ECB President Lagarde at the Q&A session specifically mentioned euro weakness as adding to the ECB’s (inflation) woes. Underlying inflation is at elevated levels, but the wage dynamic remains contained overall. On the economic front, the central bank fears the EMU economy will stagnate later in the year and in Q1 2023. Very high energy prices bite into disposable incomes while supply bottlenecks still constrain economic activity. Consumer and business confidence is adversely affected. New GDP forecasts stand at 3.1% for this year (from 2.8% in June, thanks to better H1 performance), 0.9% in 2023 (from 2.1%) and 1.9% in 2024 (from 2.1%). Economic risks are clearly tilted to the downside of expectations.

The ECB keeps its reinvestment policy for maturing assets under APP (“for an extended period of time past the date when it started raising the key ECB interest rates”) and PEPP (“until at least the end of 2024”) unchanged. Last week, first rumours popped up that the central bank by the end of this year will also release a blueprint for quantitative tightening (ie balance sheet reduction). Finally, it’s worth mentioning that the two-tier system for the renumeration of excess reserves is no longer necessary following the raising of the deposit rate above zero.

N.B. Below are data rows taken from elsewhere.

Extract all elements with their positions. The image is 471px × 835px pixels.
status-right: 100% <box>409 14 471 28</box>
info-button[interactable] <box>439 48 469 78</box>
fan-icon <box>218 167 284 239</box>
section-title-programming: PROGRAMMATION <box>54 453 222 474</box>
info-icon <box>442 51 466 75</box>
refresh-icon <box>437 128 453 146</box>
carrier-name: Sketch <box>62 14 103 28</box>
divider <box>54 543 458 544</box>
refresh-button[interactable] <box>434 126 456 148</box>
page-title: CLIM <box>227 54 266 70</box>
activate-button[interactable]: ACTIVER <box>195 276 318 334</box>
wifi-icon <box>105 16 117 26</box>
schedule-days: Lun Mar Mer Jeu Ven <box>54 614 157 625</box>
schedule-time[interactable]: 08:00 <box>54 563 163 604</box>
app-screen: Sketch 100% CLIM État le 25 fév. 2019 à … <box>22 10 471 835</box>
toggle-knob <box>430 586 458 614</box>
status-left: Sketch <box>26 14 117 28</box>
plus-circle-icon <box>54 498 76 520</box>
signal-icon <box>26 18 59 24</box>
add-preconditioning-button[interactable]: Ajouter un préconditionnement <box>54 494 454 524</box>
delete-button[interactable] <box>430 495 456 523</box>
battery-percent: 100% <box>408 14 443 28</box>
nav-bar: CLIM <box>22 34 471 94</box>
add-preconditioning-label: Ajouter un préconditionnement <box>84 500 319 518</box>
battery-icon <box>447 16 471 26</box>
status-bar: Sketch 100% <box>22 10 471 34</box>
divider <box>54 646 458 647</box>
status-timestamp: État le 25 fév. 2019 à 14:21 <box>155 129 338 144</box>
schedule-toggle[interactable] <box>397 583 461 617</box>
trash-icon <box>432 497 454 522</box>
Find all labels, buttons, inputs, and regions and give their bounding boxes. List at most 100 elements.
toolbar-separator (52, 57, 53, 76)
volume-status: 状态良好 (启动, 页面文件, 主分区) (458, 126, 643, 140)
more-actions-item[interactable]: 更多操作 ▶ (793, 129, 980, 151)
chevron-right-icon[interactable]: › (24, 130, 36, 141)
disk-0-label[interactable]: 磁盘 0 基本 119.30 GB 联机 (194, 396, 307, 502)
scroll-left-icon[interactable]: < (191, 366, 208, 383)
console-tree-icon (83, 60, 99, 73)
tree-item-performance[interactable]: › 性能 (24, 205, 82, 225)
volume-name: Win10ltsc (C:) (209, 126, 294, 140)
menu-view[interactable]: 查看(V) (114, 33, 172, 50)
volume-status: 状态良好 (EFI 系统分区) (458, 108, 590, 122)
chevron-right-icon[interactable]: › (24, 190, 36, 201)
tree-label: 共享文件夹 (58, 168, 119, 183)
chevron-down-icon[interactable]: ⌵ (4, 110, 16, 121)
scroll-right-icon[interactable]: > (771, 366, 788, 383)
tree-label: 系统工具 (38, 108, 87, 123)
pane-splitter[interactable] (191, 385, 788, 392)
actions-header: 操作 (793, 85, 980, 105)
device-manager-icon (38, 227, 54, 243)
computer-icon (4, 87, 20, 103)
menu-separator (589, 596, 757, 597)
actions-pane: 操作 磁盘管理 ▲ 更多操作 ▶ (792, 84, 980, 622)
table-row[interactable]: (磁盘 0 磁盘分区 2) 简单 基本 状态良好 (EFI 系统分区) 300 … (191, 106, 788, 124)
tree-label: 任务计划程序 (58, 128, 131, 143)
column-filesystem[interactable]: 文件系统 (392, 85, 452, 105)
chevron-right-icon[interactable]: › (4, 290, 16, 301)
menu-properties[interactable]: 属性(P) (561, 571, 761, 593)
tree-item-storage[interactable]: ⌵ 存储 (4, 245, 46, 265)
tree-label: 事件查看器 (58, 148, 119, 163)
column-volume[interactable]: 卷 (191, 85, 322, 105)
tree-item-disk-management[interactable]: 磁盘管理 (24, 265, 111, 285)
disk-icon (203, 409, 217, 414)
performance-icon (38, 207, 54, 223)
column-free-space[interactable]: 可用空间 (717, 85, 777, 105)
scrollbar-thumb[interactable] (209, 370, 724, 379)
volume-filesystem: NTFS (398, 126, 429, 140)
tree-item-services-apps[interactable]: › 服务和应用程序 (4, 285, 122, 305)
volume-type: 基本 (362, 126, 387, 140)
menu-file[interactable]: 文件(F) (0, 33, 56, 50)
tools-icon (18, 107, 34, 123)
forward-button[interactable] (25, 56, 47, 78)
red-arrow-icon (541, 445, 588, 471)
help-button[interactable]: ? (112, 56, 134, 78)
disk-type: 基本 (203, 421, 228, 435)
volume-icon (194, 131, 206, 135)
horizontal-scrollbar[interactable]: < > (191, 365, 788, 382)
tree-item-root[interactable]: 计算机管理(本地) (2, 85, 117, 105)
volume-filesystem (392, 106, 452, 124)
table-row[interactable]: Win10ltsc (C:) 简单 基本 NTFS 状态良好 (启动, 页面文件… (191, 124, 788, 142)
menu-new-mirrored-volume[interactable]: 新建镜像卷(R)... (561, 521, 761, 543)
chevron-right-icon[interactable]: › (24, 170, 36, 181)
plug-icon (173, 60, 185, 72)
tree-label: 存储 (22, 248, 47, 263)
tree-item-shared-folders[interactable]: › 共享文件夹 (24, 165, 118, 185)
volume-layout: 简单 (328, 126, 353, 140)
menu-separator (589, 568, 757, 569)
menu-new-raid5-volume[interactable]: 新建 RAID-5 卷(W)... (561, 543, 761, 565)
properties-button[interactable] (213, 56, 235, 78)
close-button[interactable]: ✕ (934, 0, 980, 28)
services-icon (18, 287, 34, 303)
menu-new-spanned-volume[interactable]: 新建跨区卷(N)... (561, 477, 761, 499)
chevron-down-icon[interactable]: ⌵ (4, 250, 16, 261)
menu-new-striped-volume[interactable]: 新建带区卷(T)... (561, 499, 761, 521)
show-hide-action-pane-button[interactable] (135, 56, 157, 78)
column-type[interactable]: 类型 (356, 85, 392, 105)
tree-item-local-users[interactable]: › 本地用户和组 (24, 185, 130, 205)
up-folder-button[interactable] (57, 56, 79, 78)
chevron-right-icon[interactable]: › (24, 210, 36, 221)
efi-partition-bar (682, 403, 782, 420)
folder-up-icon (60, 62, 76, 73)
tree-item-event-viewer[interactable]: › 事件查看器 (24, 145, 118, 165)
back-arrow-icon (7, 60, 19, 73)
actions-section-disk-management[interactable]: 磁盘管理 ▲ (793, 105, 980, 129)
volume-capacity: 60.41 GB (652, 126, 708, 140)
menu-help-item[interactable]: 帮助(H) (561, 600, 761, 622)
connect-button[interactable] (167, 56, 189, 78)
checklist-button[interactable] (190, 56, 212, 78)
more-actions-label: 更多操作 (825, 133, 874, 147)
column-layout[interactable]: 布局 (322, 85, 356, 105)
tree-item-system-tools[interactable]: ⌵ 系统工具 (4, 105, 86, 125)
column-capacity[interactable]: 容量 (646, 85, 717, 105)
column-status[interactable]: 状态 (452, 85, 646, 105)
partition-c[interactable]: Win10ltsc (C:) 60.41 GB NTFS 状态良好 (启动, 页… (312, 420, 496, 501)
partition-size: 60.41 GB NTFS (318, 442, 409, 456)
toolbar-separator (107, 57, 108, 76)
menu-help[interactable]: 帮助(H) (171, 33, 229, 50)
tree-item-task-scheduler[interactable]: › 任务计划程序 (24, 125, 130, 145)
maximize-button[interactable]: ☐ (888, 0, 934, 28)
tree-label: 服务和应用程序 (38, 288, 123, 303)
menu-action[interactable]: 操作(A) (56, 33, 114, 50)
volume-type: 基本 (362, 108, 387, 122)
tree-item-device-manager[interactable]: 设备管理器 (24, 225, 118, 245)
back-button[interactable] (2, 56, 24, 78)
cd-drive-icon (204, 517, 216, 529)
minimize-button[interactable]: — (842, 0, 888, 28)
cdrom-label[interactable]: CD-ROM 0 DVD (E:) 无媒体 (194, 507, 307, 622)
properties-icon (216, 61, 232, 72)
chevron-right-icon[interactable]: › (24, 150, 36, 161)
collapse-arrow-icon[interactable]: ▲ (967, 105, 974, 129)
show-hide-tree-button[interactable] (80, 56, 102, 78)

Core bonds extended their sell-off during Lagarde’s press conference. The German yield curve bear flattens with yields rising by 8.5 bps (30-yr) to 14.6 bps (2-yr). European bonds clearly underperform US Treasuries which rise by 2.9 bps (30-yr) to 6.4 bps. The euro initially tried to make more headway above parity, but didn’t succeed. The sell-off in core bonds triggered a new downleg on stock markets (-1%) and peripheral spread widening (Italy 10y: + 8 bps). Lagarde’s clumsy mentioning that 75 bps rate hikes are not the norm even sparked a new euro sell-off with EUR/USD diving back below 0.9950.  News Headlines

Hungarian inflation in August rose by a less-than-expected 1.8% m/m, slowing from 2.3% the month before. Price rose 15.6% on a yearly basis, increasing from 13.7% in July but missing forecasts of 15.9%. Core measures hit 19% y/y. Food prices surged more than 30.9%, explaining much of the price gains. Inflation will probably peak around 20% in the autumn following the rollback of household energy subsidies. It keeps pressure on the Hungarian central bank to keep tightening aggressively. Last month, it raised rates by 100 bps to 11.75%. Hungarian swap yields dropped more than 30 bps at the front end of the curve today. Money markets nevertheless still discount a terminal rate of 14%+. The Hungarian pared initial losses, trading around EUR/HUF 395, stable vs. yesterday’s close.